Rochester, N.Y. - Mother of five Jennifer Yantz-Boss doesn't have teenagers yet, but she’s not too fond of the idea of them having access to emergency contraception.
“That's just handing it out and saying they can do whatever they want whenever they want to do it,” Yantz-Boss said.
Dr. Susan Yussman, an Adolescent Medicine Specialist at the Golisano Children's Hospital said that's not the case.

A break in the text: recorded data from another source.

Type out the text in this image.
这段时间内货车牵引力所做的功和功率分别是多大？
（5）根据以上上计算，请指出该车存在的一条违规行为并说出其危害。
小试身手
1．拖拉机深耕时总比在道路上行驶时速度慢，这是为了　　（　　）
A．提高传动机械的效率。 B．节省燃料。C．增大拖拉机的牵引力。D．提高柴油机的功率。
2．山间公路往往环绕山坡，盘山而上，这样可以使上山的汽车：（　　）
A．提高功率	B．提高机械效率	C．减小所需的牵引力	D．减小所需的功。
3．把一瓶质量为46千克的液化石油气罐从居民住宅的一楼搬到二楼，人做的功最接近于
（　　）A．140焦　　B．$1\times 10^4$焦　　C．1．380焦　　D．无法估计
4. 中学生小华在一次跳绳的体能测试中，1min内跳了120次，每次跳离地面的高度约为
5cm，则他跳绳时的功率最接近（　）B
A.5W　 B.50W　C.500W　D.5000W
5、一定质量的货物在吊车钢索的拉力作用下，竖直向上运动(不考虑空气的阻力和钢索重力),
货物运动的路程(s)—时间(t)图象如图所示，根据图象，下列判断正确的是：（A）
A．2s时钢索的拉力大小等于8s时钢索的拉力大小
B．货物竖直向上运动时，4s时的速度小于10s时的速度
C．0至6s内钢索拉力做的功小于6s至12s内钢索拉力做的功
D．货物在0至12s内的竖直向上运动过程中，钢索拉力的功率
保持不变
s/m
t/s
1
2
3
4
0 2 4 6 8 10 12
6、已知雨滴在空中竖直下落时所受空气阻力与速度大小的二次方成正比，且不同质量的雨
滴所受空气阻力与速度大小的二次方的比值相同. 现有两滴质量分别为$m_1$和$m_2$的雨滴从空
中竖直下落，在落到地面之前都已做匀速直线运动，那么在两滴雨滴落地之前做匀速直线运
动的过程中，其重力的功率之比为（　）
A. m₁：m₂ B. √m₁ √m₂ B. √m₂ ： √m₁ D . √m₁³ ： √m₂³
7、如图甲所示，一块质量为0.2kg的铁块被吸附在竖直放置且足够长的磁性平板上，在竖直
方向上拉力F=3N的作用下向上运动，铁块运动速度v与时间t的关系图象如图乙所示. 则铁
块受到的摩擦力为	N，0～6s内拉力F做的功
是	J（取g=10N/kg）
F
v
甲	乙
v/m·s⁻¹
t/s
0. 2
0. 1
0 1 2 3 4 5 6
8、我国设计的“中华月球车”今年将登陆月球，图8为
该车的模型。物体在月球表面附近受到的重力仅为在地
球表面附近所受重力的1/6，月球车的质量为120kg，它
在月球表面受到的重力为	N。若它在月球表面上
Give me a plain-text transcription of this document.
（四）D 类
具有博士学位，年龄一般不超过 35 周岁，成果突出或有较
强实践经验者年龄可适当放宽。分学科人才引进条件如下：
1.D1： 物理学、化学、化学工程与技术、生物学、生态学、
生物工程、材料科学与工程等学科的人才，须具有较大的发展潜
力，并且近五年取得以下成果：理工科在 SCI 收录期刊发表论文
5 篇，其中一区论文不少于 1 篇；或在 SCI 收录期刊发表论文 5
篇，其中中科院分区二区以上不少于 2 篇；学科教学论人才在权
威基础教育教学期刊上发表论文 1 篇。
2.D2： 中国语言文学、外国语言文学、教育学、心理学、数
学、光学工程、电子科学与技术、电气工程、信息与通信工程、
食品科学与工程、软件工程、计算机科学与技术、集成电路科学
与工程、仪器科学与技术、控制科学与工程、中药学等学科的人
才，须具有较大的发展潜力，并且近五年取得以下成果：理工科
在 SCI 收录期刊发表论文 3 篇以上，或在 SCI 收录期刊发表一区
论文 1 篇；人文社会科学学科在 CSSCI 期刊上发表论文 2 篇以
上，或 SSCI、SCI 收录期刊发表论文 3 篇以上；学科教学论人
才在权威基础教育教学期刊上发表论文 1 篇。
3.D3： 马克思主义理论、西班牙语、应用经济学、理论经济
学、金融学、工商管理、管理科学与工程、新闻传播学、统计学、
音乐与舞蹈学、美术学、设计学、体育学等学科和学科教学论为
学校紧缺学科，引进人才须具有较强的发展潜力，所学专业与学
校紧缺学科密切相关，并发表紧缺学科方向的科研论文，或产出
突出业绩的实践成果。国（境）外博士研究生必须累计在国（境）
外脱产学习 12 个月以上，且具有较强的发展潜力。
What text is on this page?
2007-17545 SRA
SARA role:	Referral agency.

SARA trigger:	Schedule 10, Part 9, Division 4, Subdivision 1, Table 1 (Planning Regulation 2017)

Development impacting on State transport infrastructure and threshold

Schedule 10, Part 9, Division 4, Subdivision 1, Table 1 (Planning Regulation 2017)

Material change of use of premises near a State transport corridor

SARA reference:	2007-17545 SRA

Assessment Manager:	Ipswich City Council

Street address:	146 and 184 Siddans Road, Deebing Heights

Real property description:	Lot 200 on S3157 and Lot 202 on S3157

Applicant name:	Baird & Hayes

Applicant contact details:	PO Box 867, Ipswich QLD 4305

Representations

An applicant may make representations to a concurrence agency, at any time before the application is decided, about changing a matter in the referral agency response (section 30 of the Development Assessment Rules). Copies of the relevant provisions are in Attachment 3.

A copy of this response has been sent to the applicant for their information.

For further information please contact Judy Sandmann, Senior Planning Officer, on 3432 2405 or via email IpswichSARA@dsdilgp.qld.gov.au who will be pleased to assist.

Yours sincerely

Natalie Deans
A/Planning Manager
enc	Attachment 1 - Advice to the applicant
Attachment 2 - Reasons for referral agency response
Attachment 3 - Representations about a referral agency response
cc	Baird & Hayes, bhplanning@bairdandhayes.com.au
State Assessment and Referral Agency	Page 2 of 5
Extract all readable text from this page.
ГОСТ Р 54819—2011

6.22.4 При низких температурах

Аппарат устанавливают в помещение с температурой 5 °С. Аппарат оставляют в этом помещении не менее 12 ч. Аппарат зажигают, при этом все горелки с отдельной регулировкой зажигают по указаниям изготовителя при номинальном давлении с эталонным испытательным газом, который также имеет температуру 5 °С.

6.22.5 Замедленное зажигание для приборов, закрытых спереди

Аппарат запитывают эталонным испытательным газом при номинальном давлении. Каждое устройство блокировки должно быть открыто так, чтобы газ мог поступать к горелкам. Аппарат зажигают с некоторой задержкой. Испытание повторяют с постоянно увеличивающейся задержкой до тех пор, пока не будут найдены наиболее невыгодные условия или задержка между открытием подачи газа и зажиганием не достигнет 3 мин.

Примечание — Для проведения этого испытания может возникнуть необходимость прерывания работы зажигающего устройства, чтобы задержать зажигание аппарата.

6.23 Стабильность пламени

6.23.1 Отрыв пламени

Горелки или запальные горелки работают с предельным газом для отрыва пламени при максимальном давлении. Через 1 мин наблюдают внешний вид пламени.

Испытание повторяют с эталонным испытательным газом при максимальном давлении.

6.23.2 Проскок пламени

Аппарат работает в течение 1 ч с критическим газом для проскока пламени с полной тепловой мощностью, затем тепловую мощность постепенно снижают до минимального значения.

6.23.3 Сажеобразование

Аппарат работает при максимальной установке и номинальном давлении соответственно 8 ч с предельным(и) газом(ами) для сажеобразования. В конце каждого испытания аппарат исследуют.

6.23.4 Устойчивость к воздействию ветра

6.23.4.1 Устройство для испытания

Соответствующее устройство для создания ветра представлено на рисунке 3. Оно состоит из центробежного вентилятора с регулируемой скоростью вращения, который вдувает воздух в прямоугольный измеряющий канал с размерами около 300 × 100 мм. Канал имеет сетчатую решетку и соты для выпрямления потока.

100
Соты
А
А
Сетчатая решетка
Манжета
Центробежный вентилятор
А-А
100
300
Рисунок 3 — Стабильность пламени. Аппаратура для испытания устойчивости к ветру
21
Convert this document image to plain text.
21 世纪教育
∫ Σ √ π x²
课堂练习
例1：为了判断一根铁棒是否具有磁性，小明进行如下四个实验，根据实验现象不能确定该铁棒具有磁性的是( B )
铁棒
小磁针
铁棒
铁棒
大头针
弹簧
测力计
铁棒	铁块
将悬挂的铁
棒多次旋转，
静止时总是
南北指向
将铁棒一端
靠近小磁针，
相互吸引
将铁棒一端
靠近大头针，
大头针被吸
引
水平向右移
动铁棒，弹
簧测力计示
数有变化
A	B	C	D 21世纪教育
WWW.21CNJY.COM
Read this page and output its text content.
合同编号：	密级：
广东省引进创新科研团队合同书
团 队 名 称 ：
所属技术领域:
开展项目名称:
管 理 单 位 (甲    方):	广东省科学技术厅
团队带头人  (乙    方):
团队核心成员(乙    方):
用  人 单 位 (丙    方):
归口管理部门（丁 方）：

“There are good studies to show that providing emergency contraception actually does not increase sexual promiscuity, What it does is increase the use of emergency contraception,” Yussman said.
Yussman said the goal is to cut down on unplanned pregnancies.
“Sometime condoms can break, they fall of, they don't have them with them so to prevent the pregnancy this would be a backup,” said Yussman.
Dr. Yussman said Plan B shouldn't replace an open line of communication between parents and teens.
“Most parents have a sense of if their child is having sex even if they haven't had that conversation so I always encourage parents to start having that conversation about sex,” Yussman said.
That’s something parents some parents said they already plan to do.
“I don't want her to be in that situation to need it, so I'll have to talk to her about safe ways,” parent Holly Depuy said.
“The world isn't what it used to be, not enough communication,” said Yantz-Boss. “If we talked more with our kids and maybe gave them more information maybe there wouldn't be what's going on now.”